Il croisa ses bras sur sa poitrine et leva le menton, déjà las de cette histoire.

L'homme exprima alors son idée, incluant bien sûr Vincent dedans. Il souhaitait un antidote, aussi simple que cela.

Azhim, de son côté, eut un léger froncement de sourcils. Il jeta un regard en biais à son futur maître, sans plus se questionner que cela. Le baron devait sûrement avoir déjà tout son plan en tête, il ne doutait pas de lui et de ses envies. Même s'il aurait aimé que cela en soit autrement. Le domestique n'avait jamais vu de vraies querelles, alors, devoir assister à une mise à mort tout en sachant que ç'aurait pu être lui, très peu pour lui.

- Marché convenu ?

Vincent souffla du nez, attrapa la fiole et l'examina un instant, faussement détaché de la situation. Puis, sans un mot, il tourna le dos aux deux étrangers, fouilla sur ses étagères remplies de décoctions en tout genre avant de finalement trouver celle qu'il désirait. Il déposa ensuite les deux contenants devant lui, face au Baron. Elles étaient toutes deux identiques.
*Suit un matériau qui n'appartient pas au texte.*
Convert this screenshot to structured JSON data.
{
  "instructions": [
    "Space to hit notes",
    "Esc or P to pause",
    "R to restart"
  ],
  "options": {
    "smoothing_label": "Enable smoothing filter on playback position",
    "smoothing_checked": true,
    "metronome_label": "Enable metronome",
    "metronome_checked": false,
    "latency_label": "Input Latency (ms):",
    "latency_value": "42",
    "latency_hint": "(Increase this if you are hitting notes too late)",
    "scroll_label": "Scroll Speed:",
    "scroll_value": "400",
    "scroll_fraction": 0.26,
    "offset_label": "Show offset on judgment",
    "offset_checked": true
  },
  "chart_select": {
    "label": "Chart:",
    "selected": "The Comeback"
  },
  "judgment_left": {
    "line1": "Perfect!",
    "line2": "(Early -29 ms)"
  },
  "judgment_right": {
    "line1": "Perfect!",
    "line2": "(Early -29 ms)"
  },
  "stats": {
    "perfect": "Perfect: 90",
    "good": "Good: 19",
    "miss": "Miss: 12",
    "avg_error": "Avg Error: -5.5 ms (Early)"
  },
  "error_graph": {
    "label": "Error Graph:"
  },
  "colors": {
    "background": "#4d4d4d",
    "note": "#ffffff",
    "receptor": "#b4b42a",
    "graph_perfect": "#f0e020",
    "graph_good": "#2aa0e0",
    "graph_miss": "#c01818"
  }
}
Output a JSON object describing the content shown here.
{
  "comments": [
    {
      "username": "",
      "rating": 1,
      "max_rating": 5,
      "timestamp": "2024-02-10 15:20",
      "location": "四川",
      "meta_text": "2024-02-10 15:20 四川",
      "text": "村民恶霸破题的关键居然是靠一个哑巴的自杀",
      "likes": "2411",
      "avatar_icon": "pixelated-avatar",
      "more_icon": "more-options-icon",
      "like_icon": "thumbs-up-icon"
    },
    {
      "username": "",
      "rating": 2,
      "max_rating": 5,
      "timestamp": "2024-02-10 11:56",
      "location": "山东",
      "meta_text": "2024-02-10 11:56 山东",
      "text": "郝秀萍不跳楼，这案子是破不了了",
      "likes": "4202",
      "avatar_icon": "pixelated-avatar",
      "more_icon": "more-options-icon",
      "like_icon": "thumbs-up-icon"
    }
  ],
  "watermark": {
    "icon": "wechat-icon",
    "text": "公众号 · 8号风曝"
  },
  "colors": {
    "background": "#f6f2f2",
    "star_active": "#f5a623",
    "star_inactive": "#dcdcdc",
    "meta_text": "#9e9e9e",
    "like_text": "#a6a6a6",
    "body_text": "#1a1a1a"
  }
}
Celle, encore pleine, était remplie d'une poudre très fine rouge brique.

- Un poison, oui. Généralement, on m'l'achète contre les rats, ou des conneries dans le genre. Elle y a bien réfléchi, la baronne de Brasey. Avec ça, elle risque rien. Rien de trop grave, j'veux dire.

Un rire gras lui échappa.

- J'savais pas qu'elle comptait l'utilisait pour elle, ma foi. Elle m'a demandé comment un homme de petite corpulence réagirait, j'lui ai dit, simplement. Qu'il serait malade et qu'il aurait l'impression d'être en train de crever comme un chien. Moi j'pensais qu'elle voulait faire un sale coup. Enfin …
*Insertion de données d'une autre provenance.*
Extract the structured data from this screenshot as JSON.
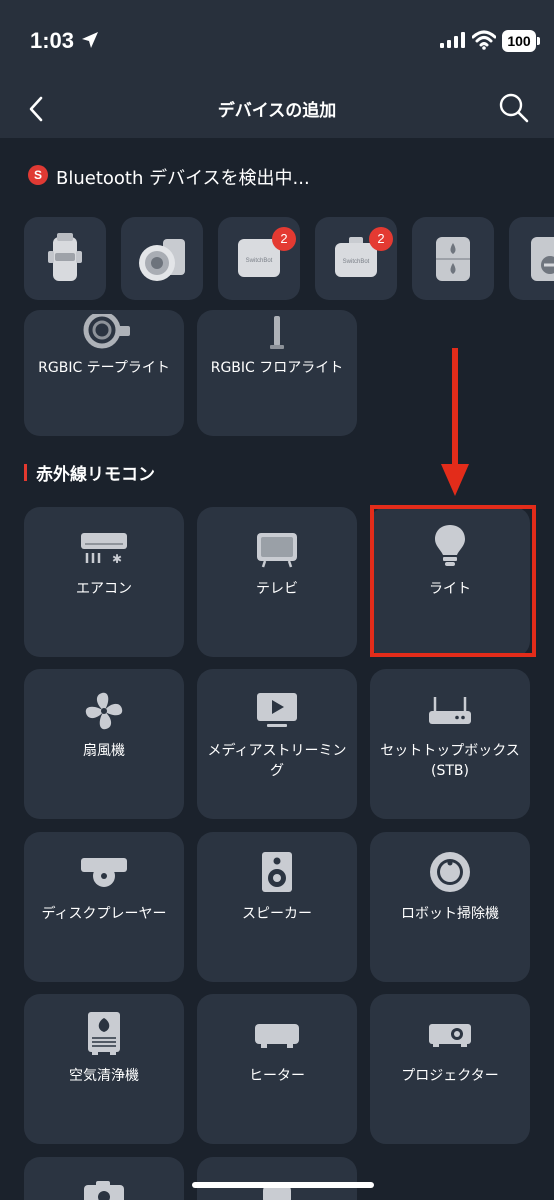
{
  "status_bar": {
    "time": "1:03",
    "battery": "100"
  },
  "nav": {
    "title": "デバイスの追加"
  },
  "scanning": {
    "badge": "S",
    "text": "Bluetooth デバイスを検出中..."
  },
  "bluetooth_devices": [
    {
      "icon": "switchbot-bot-icon"
    },
    {
      "icon": "robot-vacuum-dock-icon"
    },
    {
      "icon": "switchbot-hub-icon",
      "label": "SwitchBot",
      "badge": "2"
    },
    {
      "icon": "switchbot-hub-mini-icon",
      "label": "SwitchBot",
      "badge": "2"
    },
    {
      "icon": "water-leak-sensor-icon"
    },
    {
      "icon": "smart-lock-icon"
    }
  ],
  "wifi_lights": [
    {
      "label": "RGBIC テープライト",
      "icon": "tape-light-icon"
    },
    {
      "label": "RGBIC フロアライト",
      "icon": "floor-light-icon"
    }
  ],
  "ir_section": {
    "title": "赤外線リモコン",
    "items": [
      {
        "label": "エアコン",
        "icon": "air-conditioner-icon"
      },
      {
        "label": "テレビ",
        "icon": "tv-icon"
      },
      {
        "label": "ライト",
        "icon": "light-bulb-icon"
      },
      {
        "label": "扇風機",
        "icon": "fan-icon"
      },
      {
        "label": "メディアストリーミング",
        "icon": "media-streaming-icon"
      },
      {
        "label": "セットトップボックス(STB)",
        "icon": "set-top-box-icon"
      },
      {
        "label": "ディスクプレーヤー",
        "icon": "disc-player-icon"
      },
      {
        "label": "スピーカー",
        "icon": "speaker-icon"
      },
      {
        "label": "ロボット掃除機",
        "icon": "robot-vacuum-icon"
      },
      {
        "label": "空気清浄機",
        "icon": "air-purifier-icon"
      },
      {
        "label": "ヒーター",
        "icon": "heater-icon"
      },
      {
        "label": "プロジェクター",
        "icon": "projector-icon"
      },
      {
        "label": "",
        "icon": "camera-icon"
      },
      {
        "label": "",
        "icon": "other-device-icon"
      }
    ]
  },
  "colors": {
    "background": "#1b222c",
    "card": "#2b3441",
    "accent_red": "#e32c1a",
    "icon_gray": "#c9ccd2"
  }
}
'Même si elle m'avait donné ses vraies intentions, je lui aurais vendu quand même'
, eut-il envie d'ajouter. Mais il se rendit bien compte que cette petite réflexion n'aurait guère était la bienvenue. Tout à sa politesse et son calme apparemment, le Baron n'était guère le genre de personne à inspirer la confiance à Vincent. De base, et outre le fait qu'il soit foncé, il était noble, et lui seul savait que la majorité de ses clients étaient des sangs-bleu. Et puis, il n'aimait pas la tournure des choses.
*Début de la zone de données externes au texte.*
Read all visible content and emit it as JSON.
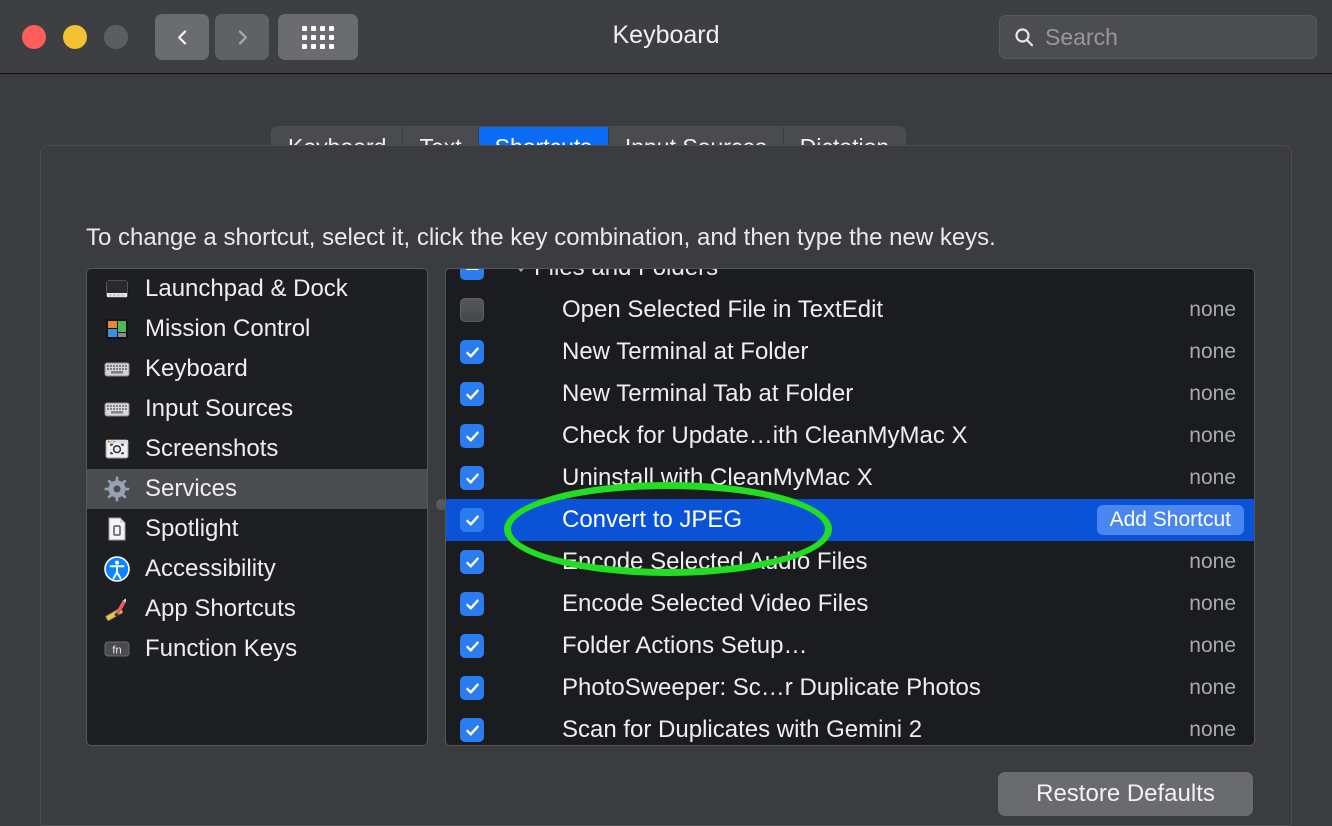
{
  "window": {
    "title": "Keyboard",
    "traffic_lights": [
      "close",
      "minimize",
      "zoom"
    ],
    "nav": {
      "back_icon": "chevron-left-icon",
      "forward_icon": "chevron-right-icon",
      "grid_icon": "grid-dots-icon"
    }
  },
  "search": {
    "placeholder": "Search",
    "icon": "search-icon"
  },
  "tabs": [
    {
      "label": "Keyboard",
      "active": false
    },
    {
      "label": "Text",
      "active": false
    },
    {
      "label": "Shortcuts",
      "active": true
    },
    {
      "label": "Input Sources",
      "active": false
    },
    {
      "label": "Dictation",
      "active": false
    }
  ],
  "hint": "To change a shortcut, select it, click the key combination, and then type the new keys.",
  "sidebar": {
    "items": [
      {
        "label": "Launchpad & Dock",
        "icon": "launchpad-dock-icon",
        "selected": false
      },
      {
        "label": "Mission Control",
        "icon": "mission-control-icon",
        "selected": false
      },
      {
        "label": "Keyboard",
        "icon": "keyboard-icon",
        "selected": false
      },
      {
        "label": "Input Sources",
        "icon": "input-sources-icon",
        "selected": false
      },
      {
        "label": "Screenshots",
        "icon": "screenshots-icon",
        "selected": false
      },
      {
        "label": "Services",
        "icon": "services-gear-icon",
        "selected": true
      },
      {
        "label": "Spotlight",
        "icon": "spotlight-document-icon",
        "selected": false
      },
      {
        "label": "Accessibility",
        "icon": "accessibility-icon",
        "selected": false
      },
      {
        "label": "App Shortcuts",
        "icon": "app-shortcuts-icon",
        "selected": false
      },
      {
        "label": "Function Keys",
        "icon": "function-keys-fn-icon",
        "selected": false
      }
    ]
  },
  "shortcuts": {
    "group": {
      "label": "Files and Folders",
      "checkbox": "mixed",
      "expanded": true
    },
    "rows": [
      {
        "label": "Open Selected File in TextEdit",
        "checkbox": "off",
        "key": "none",
        "selected": false
      },
      {
        "label": "New Terminal at Folder",
        "checkbox": "on",
        "key": "none",
        "selected": false
      },
      {
        "label": "New Terminal Tab at Folder",
        "checkbox": "on",
        "key": "none",
        "selected": false
      },
      {
        "label": "Check for Update…ith CleanMyMac X",
        "checkbox": "on",
        "key": "none",
        "selected": false
      },
      {
        "label": "Uninstall with CleanMyMac X",
        "checkbox": "on",
        "key": "none",
        "selected": false
      },
      {
        "label": "Convert to JPEG",
        "checkbox": "on",
        "key": "Add Shortcut",
        "selected": true
      },
      {
        "label": "Encode Selected Audio Files",
        "checkbox": "on",
        "key": "none",
        "selected": false
      },
      {
        "label": "Encode Selected Video Files",
        "checkbox": "on",
        "key": "none",
        "selected": false
      },
      {
        "label": "Folder Actions Setup…",
        "checkbox": "on",
        "key": "none",
        "selected": false
      },
      {
        "label": "PhotoSweeper: Sc…r Duplicate Photos",
        "checkbox": "on",
        "key": "none",
        "selected": false
      },
      {
        "label": "Scan for Duplicates with Gemini 2",
        "checkbox": "on",
        "key": "none",
        "selected": false
      }
    ]
  },
  "restore_button": {
    "label": "Restore Defaults"
  },
  "annotation": {
    "shape": "ellipse",
    "color": "#22dd22",
    "target": "Convert to JPEG"
  },
  "colors": {
    "accent_blue": "#0a6cf5",
    "selection_blue": "#0a52d6",
    "checkbox_blue": "#2b7cf0",
    "window_bg": "#3b3c3f",
    "list_bg": "#1b1c1f",
    "annotation_green": "#22dd22"
  }
}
- J'ai pas d'remède. J'vous l'ai dis, m'sieur, que j'faisais pas dans l'filtre d'amour. Dame de Brasey a été prévenue autant que vous. Elle en a pour une semaine tout au plus. Pour la guérir plus vite, éventuellement faire une saignée. Oh mais …

Ca lui revint comme ça. Il claqua des doigts, se coupa tout seul :

- J'ai p't'être quand même un truc qui pourrait la soulager, la Baronne. Un mélange de plantes apaisantes qui lu laverait l'estomac en premier lieu. Enfin après, plus tôt il est pris, mieux il fera effet. Mais j'en ai pas beaucoup, d'ça. Les ingrédients se trouvent relativement loin de la ville, et j'y ai pas mis les pieds depuis plusieurs mois. Les fioles qu'il me reste sont précieuses et coûtent cher.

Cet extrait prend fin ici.